A great writer must be comprehensive, as I suggested above. In reading him or her, we do not feel that there are numerous tracts of human experience and value to which he or she is oblivious. Moreover, the writer is able to evoke such tracts impressively -- with imagination, emotional force, and intellectual perception -- not just incidentally. One doesn't feel that the author leaves out, or wishes to leave out, something important to our experience and the meaning of our lives. I don't mean that a great literary work gets everything in, but as we survey an author's works we are impressed by how he or she searches out or bodies forth so much of our life.

In the main, I think this is valid, but I think there are indeed writers one can honestly claim were great who do not quite achieve this (at least in their major writings, and perhaps some not at all). But this may well fall under the caution you describe in your opening post.

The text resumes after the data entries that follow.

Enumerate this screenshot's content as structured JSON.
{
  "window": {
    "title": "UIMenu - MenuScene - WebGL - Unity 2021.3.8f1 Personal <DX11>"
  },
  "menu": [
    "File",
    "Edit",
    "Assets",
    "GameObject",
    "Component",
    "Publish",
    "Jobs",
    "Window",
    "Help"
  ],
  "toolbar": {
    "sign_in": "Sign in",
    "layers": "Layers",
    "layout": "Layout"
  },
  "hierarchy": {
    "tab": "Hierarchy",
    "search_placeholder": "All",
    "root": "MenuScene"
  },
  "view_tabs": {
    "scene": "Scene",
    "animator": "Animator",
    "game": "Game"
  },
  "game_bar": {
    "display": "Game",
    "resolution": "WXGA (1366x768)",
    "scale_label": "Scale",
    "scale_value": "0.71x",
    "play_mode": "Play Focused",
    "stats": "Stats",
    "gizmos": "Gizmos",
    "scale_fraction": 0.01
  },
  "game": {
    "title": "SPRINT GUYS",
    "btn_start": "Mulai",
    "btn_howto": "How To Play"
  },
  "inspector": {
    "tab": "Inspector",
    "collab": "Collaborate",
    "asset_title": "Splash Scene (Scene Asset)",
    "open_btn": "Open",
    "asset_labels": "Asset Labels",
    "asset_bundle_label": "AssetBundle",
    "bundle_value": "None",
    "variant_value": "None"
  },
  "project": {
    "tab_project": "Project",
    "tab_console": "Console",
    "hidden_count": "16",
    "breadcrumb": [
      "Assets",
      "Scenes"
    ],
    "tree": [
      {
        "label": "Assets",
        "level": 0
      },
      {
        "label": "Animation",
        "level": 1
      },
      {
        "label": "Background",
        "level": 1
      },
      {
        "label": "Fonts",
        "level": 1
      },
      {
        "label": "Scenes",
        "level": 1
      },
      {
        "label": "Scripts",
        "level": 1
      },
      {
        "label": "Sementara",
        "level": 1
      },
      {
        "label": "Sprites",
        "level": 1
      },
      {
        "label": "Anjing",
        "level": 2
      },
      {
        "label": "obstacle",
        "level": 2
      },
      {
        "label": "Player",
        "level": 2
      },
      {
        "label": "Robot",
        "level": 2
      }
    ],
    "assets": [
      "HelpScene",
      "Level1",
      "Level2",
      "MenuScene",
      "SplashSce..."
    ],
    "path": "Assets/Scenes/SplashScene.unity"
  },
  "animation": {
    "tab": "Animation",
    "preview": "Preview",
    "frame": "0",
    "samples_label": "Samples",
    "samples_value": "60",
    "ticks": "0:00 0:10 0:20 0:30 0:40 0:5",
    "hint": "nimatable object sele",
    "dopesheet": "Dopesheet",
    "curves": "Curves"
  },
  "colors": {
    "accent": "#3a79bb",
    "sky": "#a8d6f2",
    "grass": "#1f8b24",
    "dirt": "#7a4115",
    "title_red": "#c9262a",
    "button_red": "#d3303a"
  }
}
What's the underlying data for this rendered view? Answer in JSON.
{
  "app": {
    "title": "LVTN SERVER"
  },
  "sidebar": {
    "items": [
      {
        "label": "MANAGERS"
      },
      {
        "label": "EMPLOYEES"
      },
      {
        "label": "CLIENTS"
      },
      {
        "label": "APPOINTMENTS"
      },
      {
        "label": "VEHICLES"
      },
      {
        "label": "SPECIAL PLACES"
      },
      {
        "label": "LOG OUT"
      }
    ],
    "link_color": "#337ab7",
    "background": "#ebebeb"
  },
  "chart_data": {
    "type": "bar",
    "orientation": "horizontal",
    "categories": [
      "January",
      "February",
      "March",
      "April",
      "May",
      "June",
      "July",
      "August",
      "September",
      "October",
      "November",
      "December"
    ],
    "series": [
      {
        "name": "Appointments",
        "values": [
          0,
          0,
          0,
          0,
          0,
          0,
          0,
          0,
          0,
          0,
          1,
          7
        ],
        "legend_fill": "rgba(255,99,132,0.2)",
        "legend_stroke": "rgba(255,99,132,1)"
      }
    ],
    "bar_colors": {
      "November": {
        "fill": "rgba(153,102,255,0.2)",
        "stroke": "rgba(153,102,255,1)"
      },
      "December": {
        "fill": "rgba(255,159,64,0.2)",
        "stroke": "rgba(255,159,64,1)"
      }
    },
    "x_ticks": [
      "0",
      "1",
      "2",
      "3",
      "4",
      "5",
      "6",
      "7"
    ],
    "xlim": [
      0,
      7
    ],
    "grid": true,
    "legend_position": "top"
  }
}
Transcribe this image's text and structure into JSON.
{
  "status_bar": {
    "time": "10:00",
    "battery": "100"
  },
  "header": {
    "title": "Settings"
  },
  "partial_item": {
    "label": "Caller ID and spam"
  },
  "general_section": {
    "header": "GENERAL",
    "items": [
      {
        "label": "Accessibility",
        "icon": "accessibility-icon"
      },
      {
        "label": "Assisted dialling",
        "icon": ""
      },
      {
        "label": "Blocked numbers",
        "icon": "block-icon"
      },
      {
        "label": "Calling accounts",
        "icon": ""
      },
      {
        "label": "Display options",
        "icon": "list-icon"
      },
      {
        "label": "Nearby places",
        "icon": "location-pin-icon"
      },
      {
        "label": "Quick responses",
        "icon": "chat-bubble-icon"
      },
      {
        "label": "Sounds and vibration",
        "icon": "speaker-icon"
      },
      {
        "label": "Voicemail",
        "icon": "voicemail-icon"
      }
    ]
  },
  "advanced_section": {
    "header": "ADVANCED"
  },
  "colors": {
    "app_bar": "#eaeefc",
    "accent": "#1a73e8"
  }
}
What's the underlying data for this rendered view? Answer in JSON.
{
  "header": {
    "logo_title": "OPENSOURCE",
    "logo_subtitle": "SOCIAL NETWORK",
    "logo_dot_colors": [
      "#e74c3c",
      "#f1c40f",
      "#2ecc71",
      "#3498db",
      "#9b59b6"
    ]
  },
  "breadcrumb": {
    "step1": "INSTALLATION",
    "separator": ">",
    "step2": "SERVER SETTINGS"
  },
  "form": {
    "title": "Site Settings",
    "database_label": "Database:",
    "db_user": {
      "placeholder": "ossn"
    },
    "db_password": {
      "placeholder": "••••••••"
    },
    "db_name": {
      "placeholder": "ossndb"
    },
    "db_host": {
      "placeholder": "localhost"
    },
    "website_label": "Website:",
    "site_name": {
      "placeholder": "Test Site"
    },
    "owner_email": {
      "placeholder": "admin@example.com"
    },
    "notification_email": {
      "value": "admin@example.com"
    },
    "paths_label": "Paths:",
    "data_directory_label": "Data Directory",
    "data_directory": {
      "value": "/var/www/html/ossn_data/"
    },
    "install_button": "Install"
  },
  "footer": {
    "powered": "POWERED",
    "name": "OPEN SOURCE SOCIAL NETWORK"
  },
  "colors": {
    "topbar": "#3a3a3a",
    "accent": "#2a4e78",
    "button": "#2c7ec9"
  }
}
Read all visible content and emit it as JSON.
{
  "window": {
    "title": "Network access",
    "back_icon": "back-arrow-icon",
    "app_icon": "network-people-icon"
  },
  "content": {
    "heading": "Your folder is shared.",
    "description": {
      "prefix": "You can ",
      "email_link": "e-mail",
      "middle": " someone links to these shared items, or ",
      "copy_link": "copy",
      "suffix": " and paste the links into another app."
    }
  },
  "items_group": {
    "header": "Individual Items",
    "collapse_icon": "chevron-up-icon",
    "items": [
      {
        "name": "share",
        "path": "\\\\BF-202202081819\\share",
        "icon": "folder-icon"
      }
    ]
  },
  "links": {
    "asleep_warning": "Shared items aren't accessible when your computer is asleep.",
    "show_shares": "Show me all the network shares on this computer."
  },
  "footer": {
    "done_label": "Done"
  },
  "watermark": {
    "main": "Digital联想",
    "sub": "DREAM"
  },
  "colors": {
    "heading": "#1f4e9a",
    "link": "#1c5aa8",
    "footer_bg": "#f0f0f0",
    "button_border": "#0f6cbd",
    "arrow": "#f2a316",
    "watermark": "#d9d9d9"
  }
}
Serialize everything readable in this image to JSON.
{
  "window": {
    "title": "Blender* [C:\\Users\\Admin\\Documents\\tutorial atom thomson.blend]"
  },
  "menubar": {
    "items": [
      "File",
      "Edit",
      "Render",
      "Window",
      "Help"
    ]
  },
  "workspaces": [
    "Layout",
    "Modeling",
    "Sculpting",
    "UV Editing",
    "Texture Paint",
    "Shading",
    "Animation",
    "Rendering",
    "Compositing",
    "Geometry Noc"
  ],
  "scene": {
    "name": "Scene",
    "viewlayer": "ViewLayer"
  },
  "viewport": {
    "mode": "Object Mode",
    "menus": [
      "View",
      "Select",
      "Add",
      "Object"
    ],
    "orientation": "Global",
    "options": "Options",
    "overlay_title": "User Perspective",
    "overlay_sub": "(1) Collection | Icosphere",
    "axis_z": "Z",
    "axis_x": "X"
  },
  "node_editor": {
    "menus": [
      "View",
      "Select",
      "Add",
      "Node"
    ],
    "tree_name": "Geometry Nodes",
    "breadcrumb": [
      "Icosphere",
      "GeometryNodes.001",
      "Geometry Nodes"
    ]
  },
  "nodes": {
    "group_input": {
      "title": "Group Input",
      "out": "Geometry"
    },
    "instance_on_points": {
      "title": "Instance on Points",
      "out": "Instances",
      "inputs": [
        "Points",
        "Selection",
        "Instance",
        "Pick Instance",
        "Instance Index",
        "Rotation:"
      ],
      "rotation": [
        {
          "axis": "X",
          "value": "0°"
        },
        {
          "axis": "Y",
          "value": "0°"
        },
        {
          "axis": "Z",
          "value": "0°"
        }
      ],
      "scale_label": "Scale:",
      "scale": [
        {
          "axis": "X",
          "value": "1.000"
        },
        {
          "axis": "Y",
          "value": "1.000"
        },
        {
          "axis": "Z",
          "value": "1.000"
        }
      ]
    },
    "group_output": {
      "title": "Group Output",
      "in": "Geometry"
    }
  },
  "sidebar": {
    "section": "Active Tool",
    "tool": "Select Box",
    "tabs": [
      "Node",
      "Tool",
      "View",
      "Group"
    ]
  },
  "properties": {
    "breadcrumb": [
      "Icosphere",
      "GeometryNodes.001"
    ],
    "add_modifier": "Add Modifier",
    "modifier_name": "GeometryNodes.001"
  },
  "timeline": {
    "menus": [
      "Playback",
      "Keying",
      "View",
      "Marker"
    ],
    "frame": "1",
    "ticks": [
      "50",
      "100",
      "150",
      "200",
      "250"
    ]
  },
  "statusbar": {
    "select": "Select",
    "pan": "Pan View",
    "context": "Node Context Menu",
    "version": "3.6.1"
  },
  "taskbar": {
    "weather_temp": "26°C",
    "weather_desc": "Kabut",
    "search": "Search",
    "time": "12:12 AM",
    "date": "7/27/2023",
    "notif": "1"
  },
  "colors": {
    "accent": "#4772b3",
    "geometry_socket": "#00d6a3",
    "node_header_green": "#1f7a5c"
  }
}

However, entering into the discussion with yet another name, I would strongly suggest Honoré de Balzac. Certainly, within the compass of his Comédie humaine, (let alone when including his other works), there is little or nothing which he overlooks as far as the range of human experience; nor does he lack for "imagination, emotional force, and intellectual perception" in covering any aspect of this. In fact, I would say he is at very least on a par with Dostoevsky; at times his superior. He has, by more than one "great" novelist, been called "the father of us all", and with reason. So I nominate Balzac as worthy of the title we are discussing here, whether we keep it to singular or (more realistically, in my opinion) expand it to an admittedly select and elite plural.